Summary: rook-ceph-operator overwrites CSI driver DaemonSet and clears tolerations when it's restarted
Product: [Red Hat Storage] Red Hat OpenShift Data Foundation Reporter: adpawar
Component: rookAssignee: Madhu Rajanna <mrajanna>
Status: CLOSED NOTABUG QA Contact: Neha Berry <nberry>
Severity: medium Docs Contact:
Priority: unspecified    
Version: 4.11CC: brgardne, mrajanna, muagarwa, ocs-bugs, odf-bz-bot
Target Milestone: ---Flags: mrajanna: needinfo? (adpawar)
Target Release: ---   
Hardware: Unspecified   
OS: Linux   
Whiteboard:
Fixed In Version: Doc Type: If docs needed, set a value
Doc Text:
Story Points: ---
Clone Of: Environment:
Last Closed: 2023-07-12 06:58:46 UTC Type: Bug
Regression: --- Mount Type: ---
Documentation: --- CRM:
Verified Versions: Category: ---
oVirt Team: --- RHEL 7.3 requirements from Atomic Host:
Cloudforms Team: --- Target Upstream Version:
Embargoed:

Description adpawar 2023-07-01 06:17:32 UTC
Description of problem (please be detailed as possible and provide a log snippets):

I tested with OCP 4.11.42 and ODF 4.11.8 and rook-ceph-operator overwrites CSI driver DaemonSet and clears tolerations when it's restarted.

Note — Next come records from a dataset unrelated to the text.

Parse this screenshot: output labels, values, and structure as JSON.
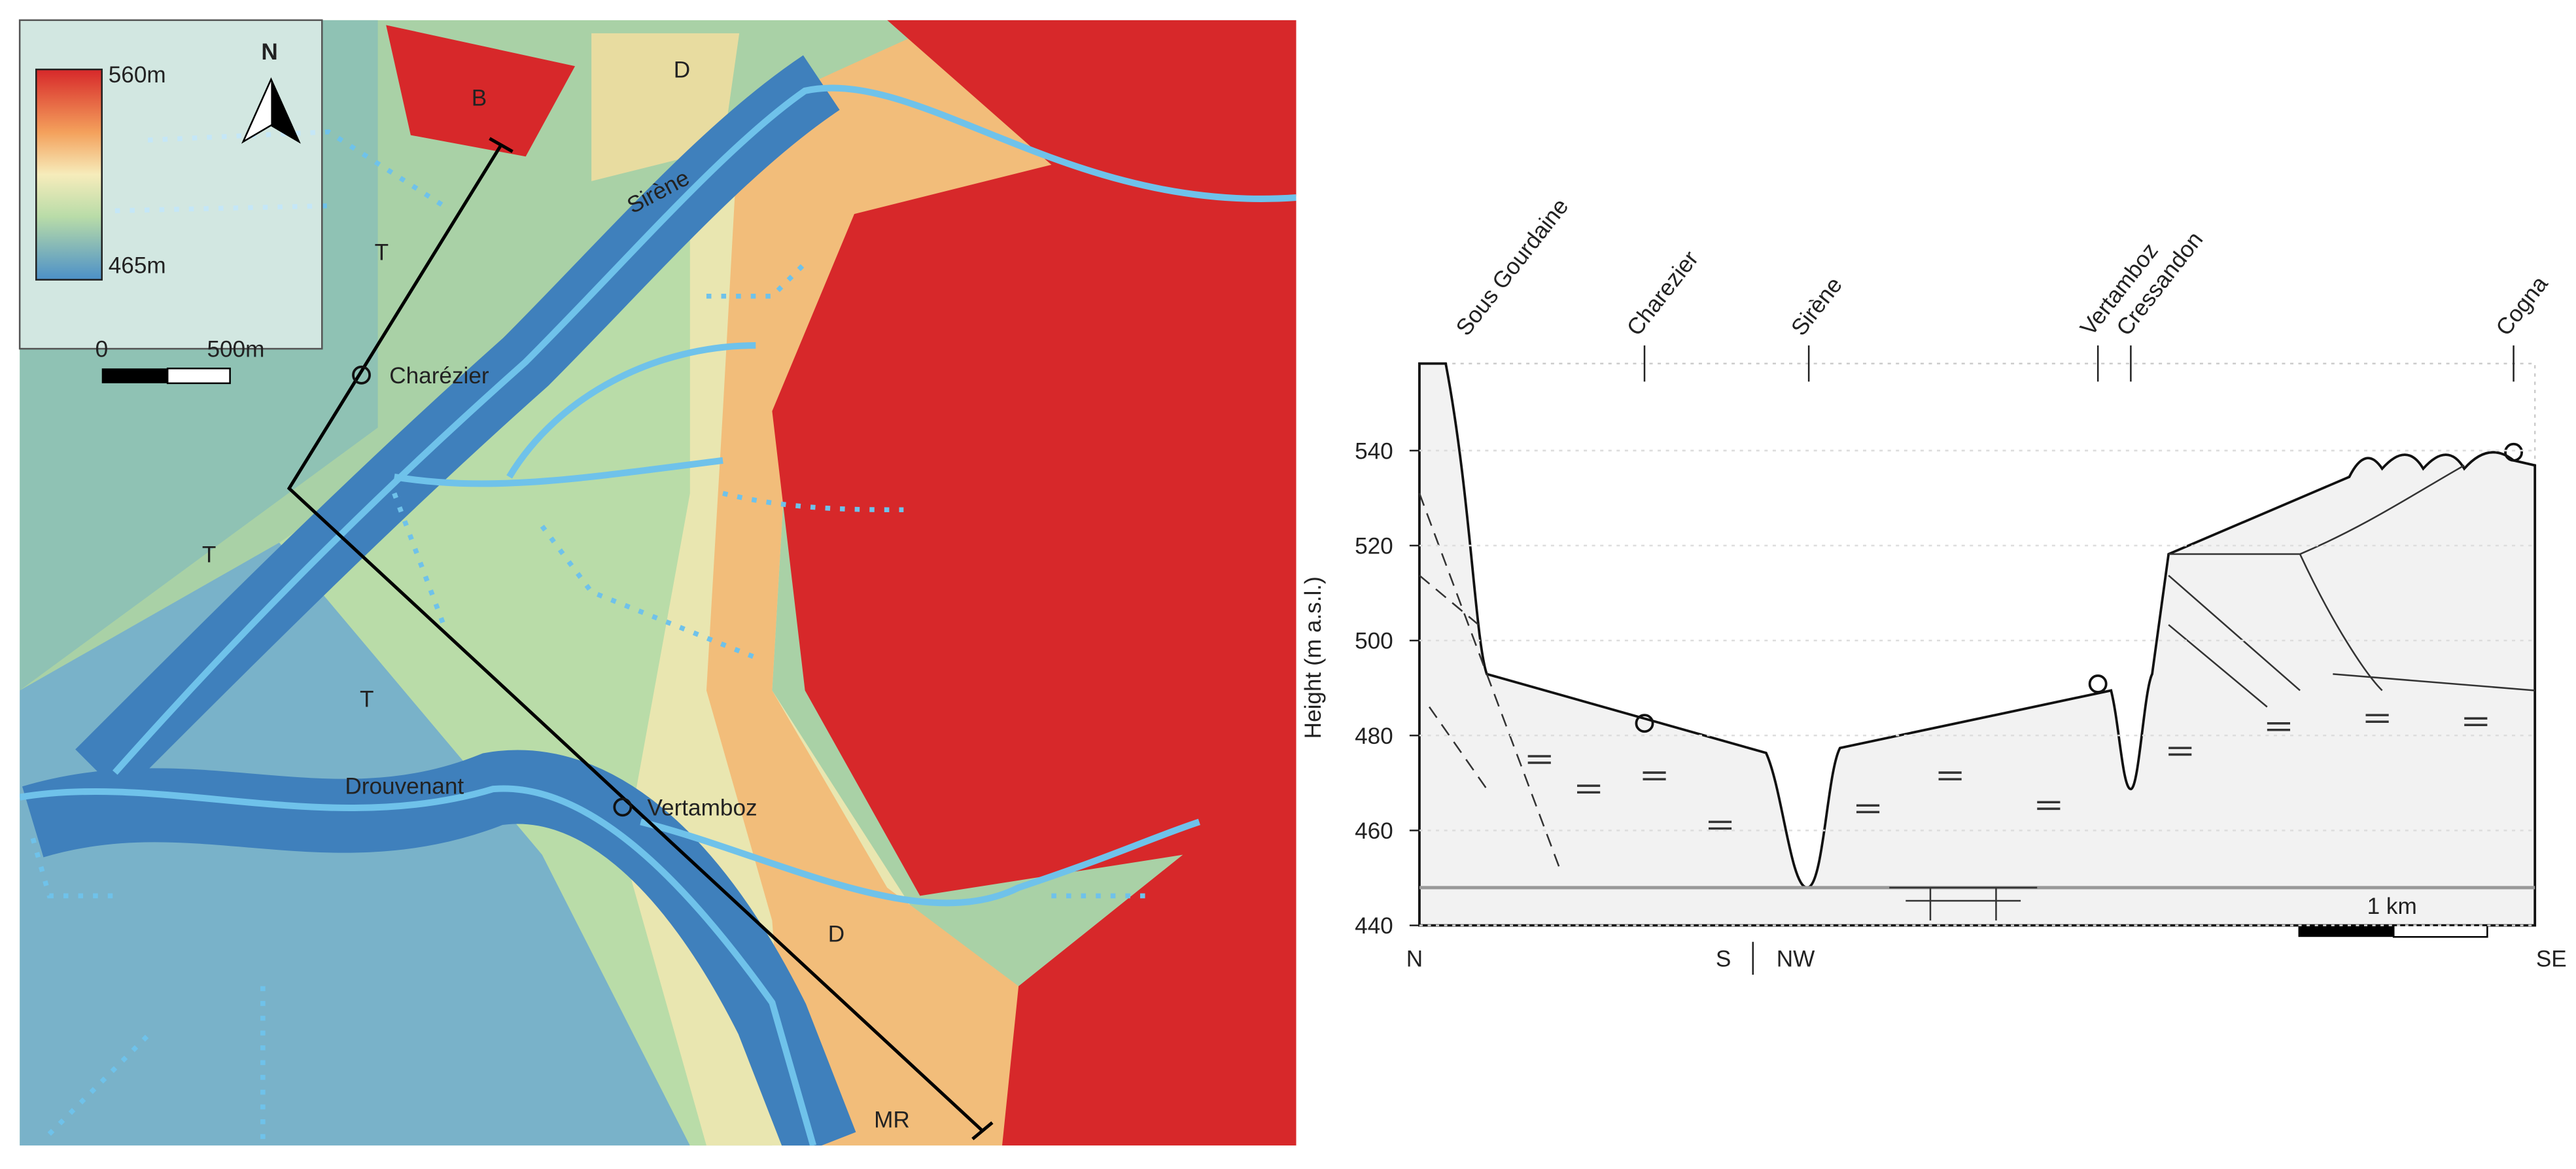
{
  "map": {
    "legend": {
      "max": "560m",
      "min": "465m"
    },
    "north": "N",
    "scale": {
      "start": "0",
      "end": "500m"
    },
    "labels": {
      "b": "B",
      "d_north": "D",
      "t_north": "T",
      "t_west": "T",
      "t_center": "T",
      "sirene": "Sirène",
      "charezier": "Charézier",
      "drouvenant": "Drouvenant",
      "vertamboz": "Vertamboz",
      "d_south": "D",
      "mr": "MR"
    }
  },
  "section": {
    "y_axis": {
      "label": "Height (m a.s.l.)",
      "ticks": [
        440,
        460,
        480,
        500,
        520,
        540
      ]
    },
    "places": {
      "sous_gourdaine": "Sous Gourdaine",
      "charezier": "Charezier",
      "sirene": "Sirène",
      "vertamboz": "Vertamboz",
      "cressandon": "Cressandon",
      "cogna": "Cogna"
    },
    "ends": {
      "n": "N",
      "s": "S",
      "nw": "NW",
      "se": "SE"
    },
    "scale": "1 km"
  }
}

Does this issue impact your ability to continue to work with the product?
(please explain in detail what is the user impact)?
Every time the operator restarts, cu has to add the toleration manually. 

Is there any workaround available to the best of your knowledge?
Adding toleration again manually

Rate from 1 - 5 the complexity of the scenario you performed that caused this
bug (1 - very simple, 5 - very complex)?


Can this issue be reproducible?
Yes, I have provided a reproducer. 

Can this issue reproduce from the UI?
Yes

If this is a regression, please provide more details to justify this:


Steps to Reproduce:

1. Install OCP 4.11.42 and ODF 4.11.8
2. `oc -n openshift-storage edit  daemonset csi-rbdplugin` + add a new toleration to it
3. observe that the toleration is not deleted by anything
4. restart rook-ceph-operator ( oc scale --replicas=0 -n openshift-storage deployment/rook-ceph-operator; sleep 1; oc scale --replicas=1 -n openshift-storage deployment/rook-ceph-operator )
5. observe that the toleration is removed.

Version of all relevant components (if applicable):

OCP 4.11.42 and ODF 4.11.8

Actual results:
Tolerations are getting wiped out after the operator restarts.

Expected results:
Toleration should be intact even after restart due to any reason. 
Additional info:
This was mainly experienced during the OCP upgrade. However I don't think its specific to upgrade, It is just that here upgrade is one of the many reasons to cause rook-ceph-operator to restart.

Comment 3 Blaine Gardner 2023-07-11 15:11:12 UTC
@mrajanna do you think there should be a doc update here, or close with NOTABUG?

@muagarwa thoughts?